Si es cierto, como ya había planteado el mismo Agamben en su libro Homo Sacer, que "el campo de concentración y no la ciudad es hoy el paradigma biopolítico de Occidente", acaso le corresponda a Palestina el dudoso honor de ilustrarnos hoy cómo el Occidente es inconcebible sin producción constante de "nuda vida", de esa vida "a quien cualquier puede dar muerte" de manera impune.
De allí tal vez la inusual brevedad de la nota de Agamben, porque es preciso evitar los rodeos: decir Palestina es decir impunidad.
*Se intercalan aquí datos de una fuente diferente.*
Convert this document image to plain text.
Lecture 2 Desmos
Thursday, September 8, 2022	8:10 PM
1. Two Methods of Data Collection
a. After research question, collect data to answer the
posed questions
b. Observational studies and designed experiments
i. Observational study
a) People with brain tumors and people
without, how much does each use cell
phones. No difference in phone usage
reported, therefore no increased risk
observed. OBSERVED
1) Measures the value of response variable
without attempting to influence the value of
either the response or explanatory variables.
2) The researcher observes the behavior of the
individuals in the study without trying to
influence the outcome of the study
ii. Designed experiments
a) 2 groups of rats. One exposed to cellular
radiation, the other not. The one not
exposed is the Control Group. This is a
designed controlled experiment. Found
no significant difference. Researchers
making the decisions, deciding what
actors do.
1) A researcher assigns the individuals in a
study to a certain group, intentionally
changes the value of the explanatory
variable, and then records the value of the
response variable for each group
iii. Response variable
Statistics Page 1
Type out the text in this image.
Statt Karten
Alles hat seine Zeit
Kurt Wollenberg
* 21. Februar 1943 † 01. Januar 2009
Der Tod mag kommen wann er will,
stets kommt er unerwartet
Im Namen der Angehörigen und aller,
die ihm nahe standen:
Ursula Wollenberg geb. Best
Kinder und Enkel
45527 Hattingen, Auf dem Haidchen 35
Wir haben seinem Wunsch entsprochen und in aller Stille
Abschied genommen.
Impunidad genocida del Estado de Israel, alentada por lo que el periodista Robert Fisk calificó como "la cobardía de los políticos". En Venezuela, auspiciada por el atroz silencio de los que usualmente reclaman los buenos oficios de la Corte Penal Internacional o de los cascos azules de Naciones Unidas. Después de todo, "cualquier lugar de Venezuela es como la Franja de Gaza", escribe un connotado historiador antichavista, como si la ocasión fuera propicia para analogías brutales, como si la muerte fuera motivo de celebración.
"¿Cómo llegamos a este punto?", se interroga Robert Fisk. "Tal vez porque nos acostumbramos a ver a los israelíes matar árabes; tal vez los israelíes se acostumbraron a matar árabes". Por eso mismo, la negativa de David Segarra, según el angustiado relato de su madre, Cristina Soler, de firmar su acta de deportación si tal gesto implicaba el reconocimiento de haber ingresado de manera ilegal a Israel, es un gesto en primer lugar humano. Puesto que lo que está en juego, antes que nada, no es tanto el carácter humanitario de la flotilla de la que David formaba parte, sino la humanidad misma del pueblo palestino, puesta en entredicho, una y otra vez, por un Estado agresor, invasor, asesino.
Gesto que desde aquí te agradecemos, David, cámara.